A Bite size Guide to Cévennes Park
Dave Johnson | On 12, Nov 2013
Created in 1970 the Cevennes National park is located in southern Frances’s most mountainous area. Stretching over three départments – Lozère, Gard and Ardèche and two regions, Languedoc-Roussillon and Rhône-Alpes the park seamlessly blends the uplands of the Massif Central with the fertile agricultural plains of Languedoc. What follows is a bitesize guide to the best that this park has to offer visitors.
Due to the exceptional natural environment, especially in the central area of the park, ecotourism has been encouraged and is now flourishing. Look out for the Panda Gite logo. Owned by the World Wild Life Fund in France, it is only awarded to those properties that are built to traditional styles using sustainable materials and techniques.
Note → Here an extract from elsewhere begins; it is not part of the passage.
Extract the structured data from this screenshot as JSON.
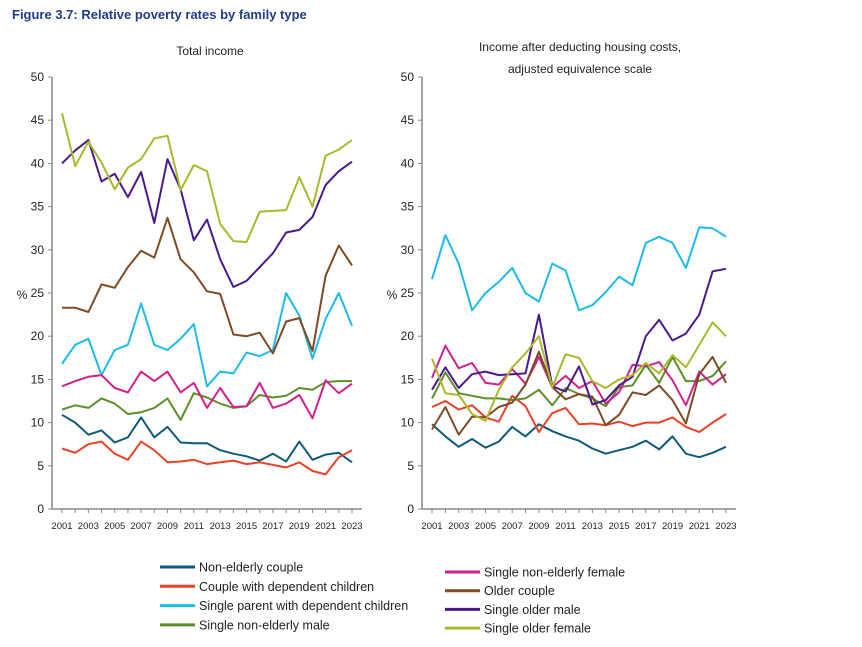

The owner of the property must live on the premises and be committed to helping guests maintain the local flora and fauna by maintaining pathways, creating observation points and providing clear information for visitors.
Staying in Cévennes
There are a large number of hotels that offer a flavor of life in Cévennes. Wonderful three and four star hotels such as the Chateau d’Ayers in Millau offer a welcome that is elegant and comfortable while smaller premises such as the Hotel du Mont Aigoual put you right in the heart of this spectacular area of France. There is also a wide range of traditional gites across the region that make for perfect self catering accommodation.
Visitors to the Cévennes Park are always drawn by the outdoors activities that are widely available. With more than 3,500 km of sign posted pathways there is no shortage of walks. There are twenty “topoguides” that can be purchased and provided detailed information on 275 different walks. Mountain bike trails are also found in the higher areas of the Causse Méjean and the Aigoual massif. Professional guides are also available to make the most of your mountain bike experience. With 400km of sign posted horse riding trails the area is also a mecca for horse lovers.
The Cévennes Park is also home to three spectacular caves. Aven Armand, Dargilan, and Bramabiau have all regularly attracted visitors since the 19th century. Aven Armand is breathtaking for its sheer size, large enough to house the Notre Dame cathedral it also has more than 400 giant stalagmites. Driglan is widely known as the “pink cave” due to the mineral colourartion of its calciteflows, one of which at more than 2,000 square metres is the largest in the world. The third cave worth visiting is Bramabiau which is an underground canyon cut by the subterranean River Bonheur.